C'est véritablement au travers des aventures de l'homme araignée

que Sam Raimi a pu synthétiser de manière éclatante

toutes les obsessions qui émaillent sa filmographie.

L'approche tragicomique qu'il opère sur Peter Parker

doit beaucoup à son amour du burlesque.

C'est un héros qui vient en aide aux plus faibles comme Charlie Chaplin,

il fait preuve d'un romantisme naïf à la Buster Keaton,

et à l'instar d'Harold Lloyd

c'est un monsieur tout le monde cherchant juste à résoudre les problèmes du quotidien,

parfois de manière spectaculaire.

On y retrouve également des personnages autrefois rempli de bonnes intentions

ayant basculés du côté obscur,

de l'humour qui déjoue les contraintes,

Un sadisme débridé qui rappelle celui d'Evil Dead...

Bref, tous les éléments constitutifs du cinéma de Sam Raimi,

mais avec un budget qui lui permet de lâcher la pleine puissance de sa mise en scène

pour nous livrer des morceaux de bravoure inégalés encore aujourd'hui

comme le team-up du climax de Spider-man 3

ou l'ahurissante scène du train de Spider-man 2.

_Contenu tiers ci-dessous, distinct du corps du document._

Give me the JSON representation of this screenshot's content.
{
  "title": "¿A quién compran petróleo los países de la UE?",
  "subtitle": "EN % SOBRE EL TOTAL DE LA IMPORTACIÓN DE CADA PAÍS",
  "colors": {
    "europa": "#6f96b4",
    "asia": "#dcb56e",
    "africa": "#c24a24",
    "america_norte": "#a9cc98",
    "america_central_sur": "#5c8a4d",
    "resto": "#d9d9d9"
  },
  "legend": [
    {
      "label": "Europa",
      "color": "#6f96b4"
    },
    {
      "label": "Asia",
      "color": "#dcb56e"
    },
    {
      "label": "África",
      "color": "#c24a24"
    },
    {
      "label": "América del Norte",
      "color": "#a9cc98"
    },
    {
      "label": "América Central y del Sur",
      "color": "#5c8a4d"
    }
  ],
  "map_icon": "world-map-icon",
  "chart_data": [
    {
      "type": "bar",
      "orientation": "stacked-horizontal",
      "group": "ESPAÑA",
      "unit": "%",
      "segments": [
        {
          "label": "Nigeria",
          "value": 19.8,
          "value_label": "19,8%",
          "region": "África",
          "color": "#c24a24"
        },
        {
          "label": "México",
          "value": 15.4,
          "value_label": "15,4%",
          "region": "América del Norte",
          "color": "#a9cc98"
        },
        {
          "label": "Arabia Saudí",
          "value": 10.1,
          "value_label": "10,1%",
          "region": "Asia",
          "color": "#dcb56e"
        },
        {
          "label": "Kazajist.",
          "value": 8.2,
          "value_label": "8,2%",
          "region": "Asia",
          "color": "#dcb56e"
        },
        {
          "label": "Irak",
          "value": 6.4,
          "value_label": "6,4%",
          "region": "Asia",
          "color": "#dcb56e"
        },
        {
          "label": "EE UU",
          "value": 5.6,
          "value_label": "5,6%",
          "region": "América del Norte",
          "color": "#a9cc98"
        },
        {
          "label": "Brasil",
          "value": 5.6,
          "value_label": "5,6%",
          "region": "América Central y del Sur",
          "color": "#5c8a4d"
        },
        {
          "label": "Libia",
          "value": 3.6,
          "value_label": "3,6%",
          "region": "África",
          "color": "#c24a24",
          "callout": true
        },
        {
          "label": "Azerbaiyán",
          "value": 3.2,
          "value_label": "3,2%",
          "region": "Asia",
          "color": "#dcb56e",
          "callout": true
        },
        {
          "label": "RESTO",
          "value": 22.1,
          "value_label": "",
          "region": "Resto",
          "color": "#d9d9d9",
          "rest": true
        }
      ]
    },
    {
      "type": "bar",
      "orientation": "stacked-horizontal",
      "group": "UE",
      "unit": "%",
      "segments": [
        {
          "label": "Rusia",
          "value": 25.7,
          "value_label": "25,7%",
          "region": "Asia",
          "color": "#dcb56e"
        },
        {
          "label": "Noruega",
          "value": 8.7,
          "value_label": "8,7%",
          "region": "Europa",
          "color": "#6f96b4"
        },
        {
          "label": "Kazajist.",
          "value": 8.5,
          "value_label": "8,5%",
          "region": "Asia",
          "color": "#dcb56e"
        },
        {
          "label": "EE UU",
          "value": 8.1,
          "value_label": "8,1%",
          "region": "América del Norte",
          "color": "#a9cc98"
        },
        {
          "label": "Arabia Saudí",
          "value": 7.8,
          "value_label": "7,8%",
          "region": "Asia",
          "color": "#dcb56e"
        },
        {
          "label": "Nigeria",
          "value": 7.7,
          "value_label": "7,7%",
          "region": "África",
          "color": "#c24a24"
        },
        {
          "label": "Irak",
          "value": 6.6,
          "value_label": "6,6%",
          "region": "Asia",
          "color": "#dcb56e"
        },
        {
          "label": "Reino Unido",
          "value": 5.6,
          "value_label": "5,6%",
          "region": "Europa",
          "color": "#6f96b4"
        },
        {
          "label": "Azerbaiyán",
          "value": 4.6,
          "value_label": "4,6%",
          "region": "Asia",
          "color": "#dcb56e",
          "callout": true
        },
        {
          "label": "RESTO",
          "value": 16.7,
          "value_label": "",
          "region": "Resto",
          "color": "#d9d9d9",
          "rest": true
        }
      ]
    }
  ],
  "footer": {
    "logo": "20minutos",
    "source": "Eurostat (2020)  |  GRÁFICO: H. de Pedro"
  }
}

Ce que la filmographie de Sam Raimi nous apprends,

c'est qu'il arrive toujours à y glisser quelque chose de personnel

à travers une démarche expérimentale tantôt voyante, tantôt subtile

qui lui auront permis de travailler sur de nombreux genres.

En cela son travail le rapproche d'un touche à tout comme Robert Wise

qui sous ses airs de modeste artisan

livrait des oeuvres expérimentales d'une étonnante modernité.

Tout ça pour vous dire que si Sam Raimi n'estime pas qu'il est un grand cinéaste,

ont est nombreux à penser le contraire.